Genres divers en prose

Auteur(s): Clemens Schlip (traduction française: Kevin Bovier). Version: 14.05.2025.

On trouve sur Humanistica Helvetica plusieurs textes relevant de la prose narrative au sens large, qui échappent toutefois aux catégories traditionnelles de l’historiographie ou de la biographie/autobiographie. Ces écrits ne sauraient être regroupés sous une seule étiquette générique: chacun incarne un genre spécifique de la prose renaissante. Nous énumérons brièvement ces genres ci-dessous et mentionnons les textes correspondants disponibles sur le Portail.

Le genre de la littérature de voyage ou des récits de voyage (et plus précisément ceux qui traitent d’un voyage effectivement entrepris et non fictif) est représenté sur ce portail par le patricien lucernois Jost von Meggen, dont la Peregrinatio Hierosolymitana (1580) retrace son pèlerinage en Terre Sainte et en Égypte entre le printemps 1542 et le printemps 1543. Ce type de récits de pèlerinage en Terre Sainte constituait au Moyen Âge et à la Renaissance un sous-genre aux caractéristiques bien définies.

Les récits de prodiges (libri prodigiorum) s’intéressent à des phénomènes naturels étranges, frappants, qui sont difficiles ou impossibles à expliquer (malformations, naissances anormales, catastrophes naturelles, etc.). L’intérêt pour ces prodigia, que l’on interprétait comme des présages envoyés par une puissance supérieure, existait déjà dans l’Antiquité. Le Liber de prodigiis de Julius Obsequens du IVe siècle apr. J.-C., une compilation de prodiges historiques tirés de l’œuvre historique de Tite-Live, est un exemple célèbre. L’idée qui sous-tend ce type de collection – c’est-à-dire le fait qu’une instance supérieure rappelle les hommes à l’ordre en leur envoyant des signes inquiétants –, bien que sujette à des réserves théologiques, peut être transposée dans un contexte chrétien, si on la met en relation avec la notion de salut. L’intérêt pour les prodiges a donc survécu au Moyen-Âge et s’est répandu à la Renaissance. Le professeur et diacre bâlois Conrad Lycosthenes n’a pas seulement édité Julius Obsequens, mais il a présenté, dans son in-folio Prodigiorum ac ostentorum chronicon (1557), un compendium complet et (dans la première édition) richement illustré des apparitions remarquables qui se sont produites depuis Adam et Ève jusqu’à son temps; il a toutefois fait plus de place aux récits contemporains qu’à ceux d’autres époques.

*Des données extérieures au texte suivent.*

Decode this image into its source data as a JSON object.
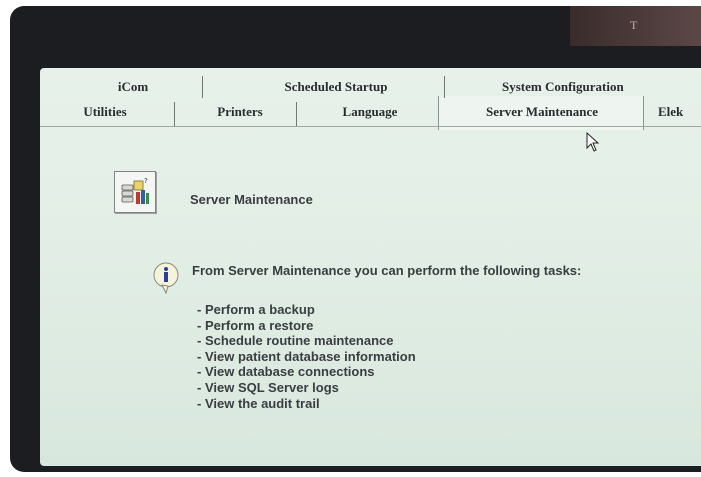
{
  "monitor": {
    "glare_text": "T"
  },
  "tabs": {
    "row1": [
      "iCom",
      "Scheduled Startup",
      "System Configuration"
    ],
    "row2": [
      "Utilities",
      "Printers",
      "Language",
      "Server Maintenance",
      "Elek"
    ],
    "active": "Server Maintenance"
  },
  "page": {
    "title": "Server Maintenance",
    "icon": "server-database-icon",
    "info_icon": "info-icon",
    "intro": "From Server Maintenance you can perform the following tasks:",
    "tasks": [
      "Perform a backup",
      "Perform a restore",
      "Schedule routine maintenance",
      "View patient database information",
      "View database connections",
      "View SQL Server logs",
      "View the audit trail"
    ]
  },
  "colors": {
    "screen_bg": "#e3efe6",
    "text": "#3a3d42",
    "bezel": "#1c1d20"
  }
}
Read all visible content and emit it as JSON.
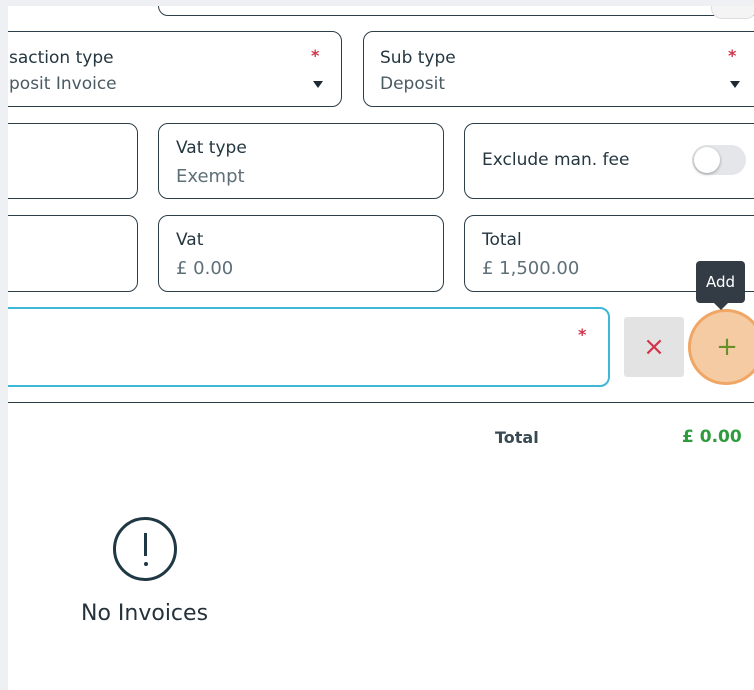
{
  "fields": {
    "transaction_type": {
      "label": "saction type",
      "value": "posit Invoice"
    },
    "sub_type": {
      "label": "Sub type",
      "value": "Deposit"
    },
    "vat_type": {
      "label": "Vat type",
      "value": "Exempt"
    },
    "exclude_fee": {
      "label": "Exclude man. fee",
      "checked": false
    },
    "vat": {
      "label": "Vat",
      "value": "£ 0.00"
    },
    "total": {
      "label": "Total",
      "value": "£ 1,500.00"
    },
    "required_marker": "*"
  },
  "actions": {
    "clear_glyph": "×",
    "add_glyph": "+",
    "add_tooltip": "Add"
  },
  "summary": {
    "total_label": "Total",
    "total_value": "£ 0.00"
  },
  "empty_state": {
    "icon": "exclamation-circle-icon",
    "message": "No Invoices"
  },
  "colors": {
    "accent_focus": "#3fb7d6",
    "clear": "#d2334a",
    "add": "#6a8f2a",
    "total_green": "#2e9b3c",
    "highlight": "#f0a35e"
  }
}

Il n’y a pas de roman dans la littérature néo-latine suisse. En revanche, elle offre des formes narratives brèves, à visée divertissante ou morale, comme dans le De virginitatis custodia (1544) et les Conviviales sermones (1541-1551) de Johannes Gast, originaire de l’Allemagne actuelle et Bâlois d’adoption, qui emprunte généralement des histoires à d’autres auteurs et, le cas échéant, les adapte, tout en y intégrant ses propres histoires. Son œuvre principale, les Convivales sermones, peut être considérée comme un recueil d’anecdotes et de facéties (les facéties sont des récits en prose brefs et piquants). Dans cette classification générique, il faut bien sûr tenir compte du fait que les frontières entre les diverses formes de prose brèves (l’apophtegme, qui consiste à rapporter une sentence dite dans une situation donnée; l’anecdote; la facétie; etc.) sont souvent poreuses. L’objectif de l’œuvre est en tout cas évident: le titre même de Convivales Sermones («Conversations entre convives») indique clairement que chaque histoire doit pouvoir servir de point de départ à des conversations lors de réunions conviviales. Le recueil se rattache ainsi à la «culture de la conversation dans les cercles savants» de l’époque, qui a également laissé des traces dans d’autres œuvres littéraires, comme les Colloquia familiaria d’Érasme de Rotterdam.